Und um das, was hier konstatiert wird, nochmals zu unterstreichen, schieben die Verfassungsrichter einen zweiten Leitsatz sicherheitshalber und unmissverständlich hinterher:
»Der Gesetzgeber kann erwerbsfähigen Menschen, die nicht in der Lage sind, ihre Existenz selbst zu sichern und die deshalb staatliche Leistungen in Anspruch nehmen, abverlangen, selbst zumutbar an der Vermeidung oder Überwindung der eigenen Bedürftigkeit aktiv mitzuwirken. Er darf sich auch dafür entscheiden, insoweit verhältnismäßige Pflichten mit wiederum verhältnismäßigen Sanktionen durchzusetzen.«

Anders formuliert: Das Bundesverfassungsgericht konstatiert unmissverständlich, dass in einem bedürftigkeitsabhängigen Sozialhilfesystem – und darum geht es im SGB II -, der Staat sehr wohl das Recht hat, a) die Bedürftigkeit (und deren Fortexistenz) zu prüfen und b) darüber hinaus auch die aktive Mitwirkung der Leistungsempfänger einfordern darf, sich an der Überwindung der Hilfsbedürftigkeit zu beteiligen und diese voranzutreiben. Und sollte er oder sie das nicht tun, dann kann der Staat mit – ,,verhältnismäßigen" – Sanktionen dies auch durchzusetzen versuchen.

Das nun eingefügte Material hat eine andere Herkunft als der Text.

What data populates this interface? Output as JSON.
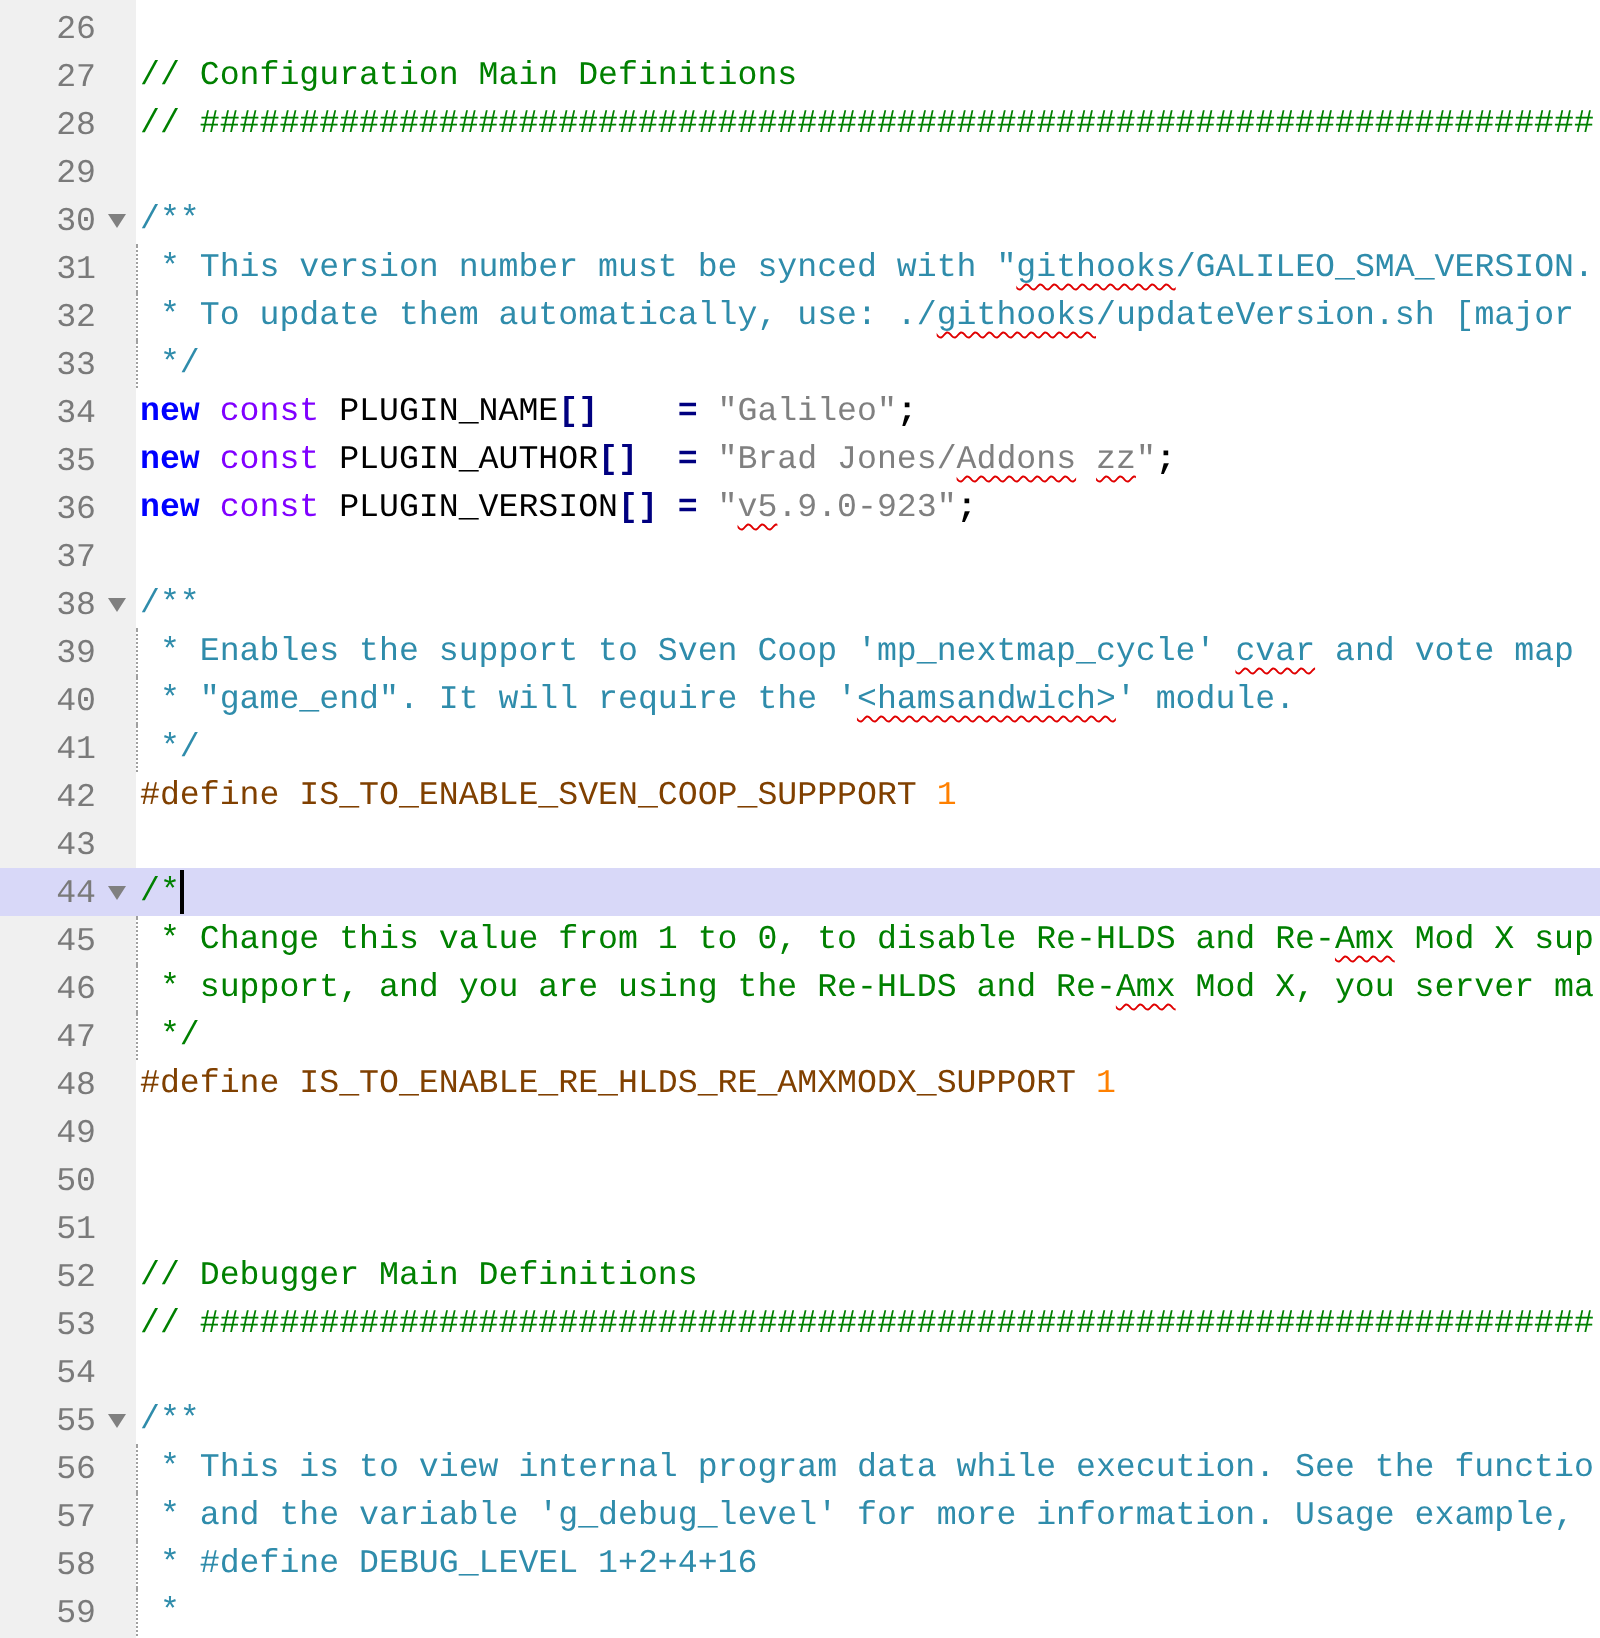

Das Adjektiv ,,verhältnismäßig" ist nun der Schlüssel, um den dritten Leitsatz des Urteils zu verstehen und einordnen zu können:
»Wird eine Mitwirkungspflicht zur Überwindung der eigenen Bedürftigkeit ohne wichtigen Grund nicht erfüllt und sanktioniert der Gesetzgeber das durch den vorübergehenden Entzug existenzsichernder Leistungen, schafft er eine außerordentliche Belastung. Dies unterliegt strengen Anforderungen der Verhältnismäßigkeit; der sonst weite Einschätzungsspielraum zur Eignung, Erforderlichkeit und Zumutbarkeit von Regelungen zur Ausgestaltung des Sozialstaates ist hier beschränkt ... Zudem muss es den Betroffenen tatsächlich möglich sein, die Minderung existenzsichernder Leistungen durch eigenes Verhalten abzuwenden; es muss also in ihrer eigenen Verantwortung liegen, in zumutbarer Weise die Voraussetzungen dafür zu schaffen, die Leistung auch nach einer Minderung wieder zu erhalten.«

Fazit dazu also:
Ungeachtet jetzt mal des von Hause aus schon deutlich zu klein gerechneten sog. "Regelsatzes" (gruseliges Wort !) (!!), endet die Verhältnismäßigkeit, und Zumutbarkeit, von Sanktionen im Bürgergeld/Hartz4 laut BverfG definitiv bei 30 % !!